1975 Senate investigation that exposed decades of illegal intelligence agency activities
The Church Committee was a U.S. Senate select committee chaired by Senator Frank Church of Idaho that investigated abuses by the CIA, NSA, FBI, and IRS from 1975 to 1976. The committee's 14 reports documented systematic illegal activities by intelligence agencies, including assassination plots against foreign leaders, mass surveillance of American citizens, infiltration and disruption of domestic political organizations, and experimentation on unwitting human subjects.

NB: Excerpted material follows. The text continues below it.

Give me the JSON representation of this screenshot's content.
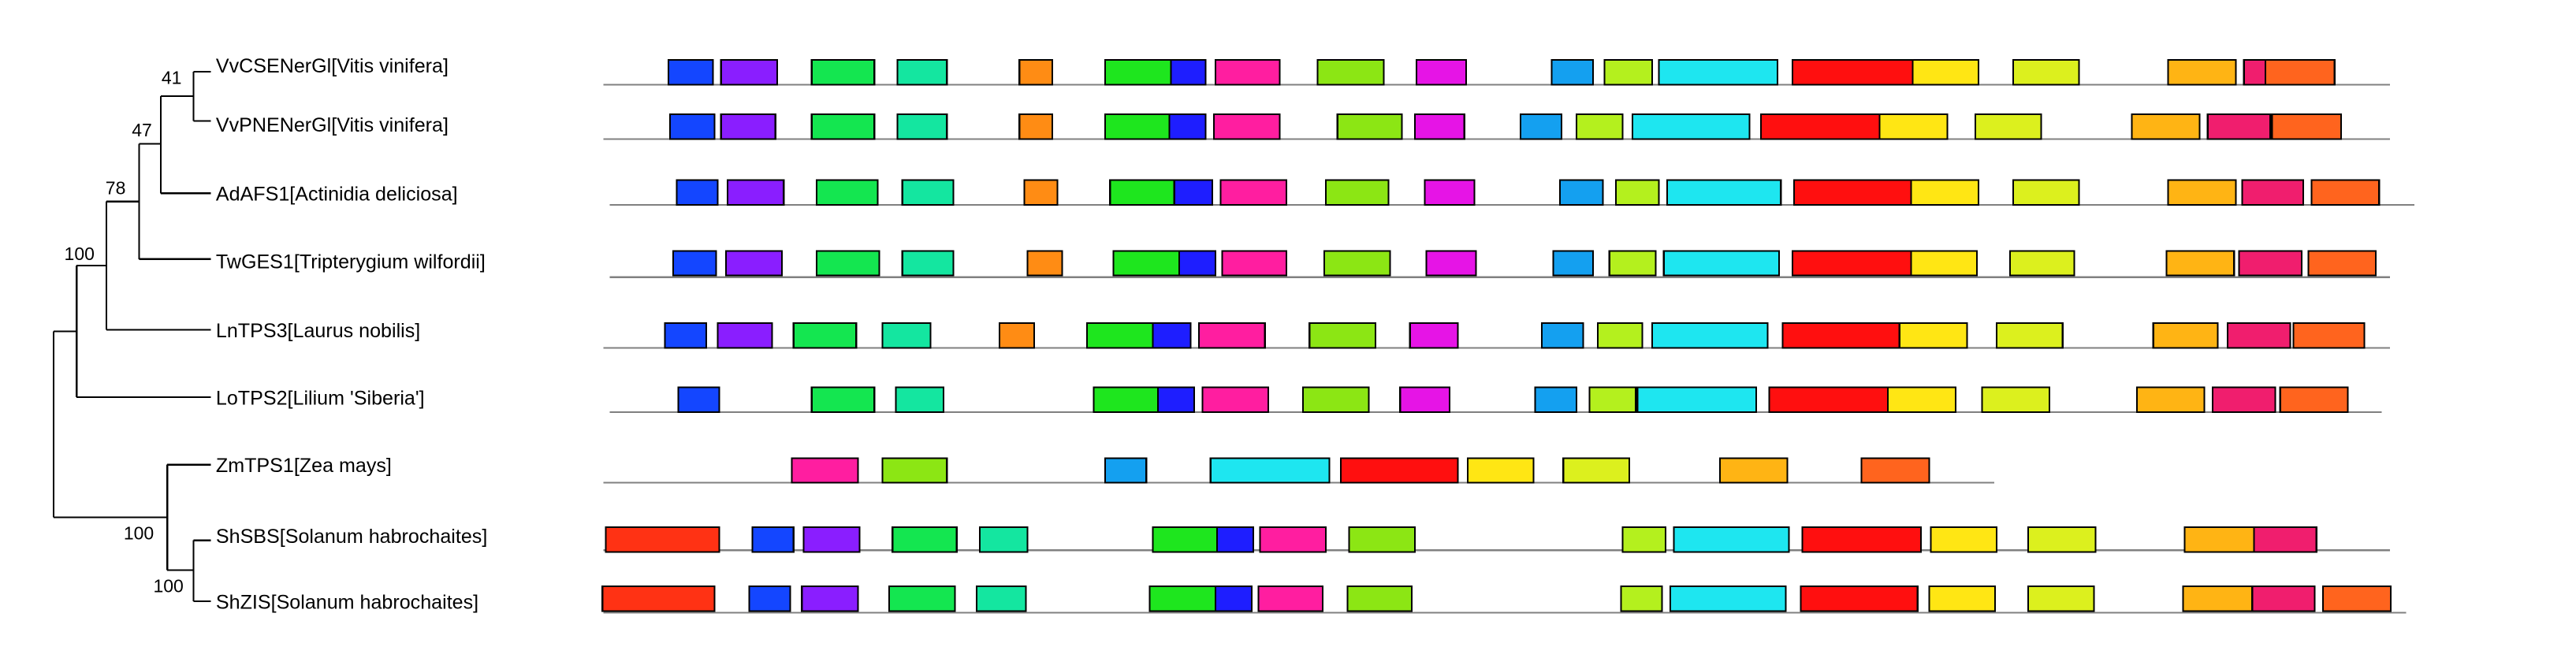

The committee's findings were explosive. The CIA had plotted to assassinate Fidel Castro, Patrice Lumumba, Rafael Trujillo, and other foreign leaders. The FBI had conducted COINTELPRO operations against civil rights leaders, antiwar groups, and other domestic organizations. The NSA had intercepted the communications of American citizens without warrants. The CIA had conducted MKUltra experiments on unwitting subjects. The IRS had shared taxpayer information with intelligence agencies for political purposes.
The Church Committee led to significant reforms, including the Foreign Intelligence Surveillance Act (FISA), Executive Order 12333 banning assassinations, the creation of congressional intelligence oversight committees, and the establishment of the FISA Court. However, subsequent events — from Iran-Contra to the Snowden revelations — demonstrated that the intelligence community systematically circumvented or undermined these reforms. The Church Committee remains the most comprehensive public accounting of intelligence agency abuses in American history.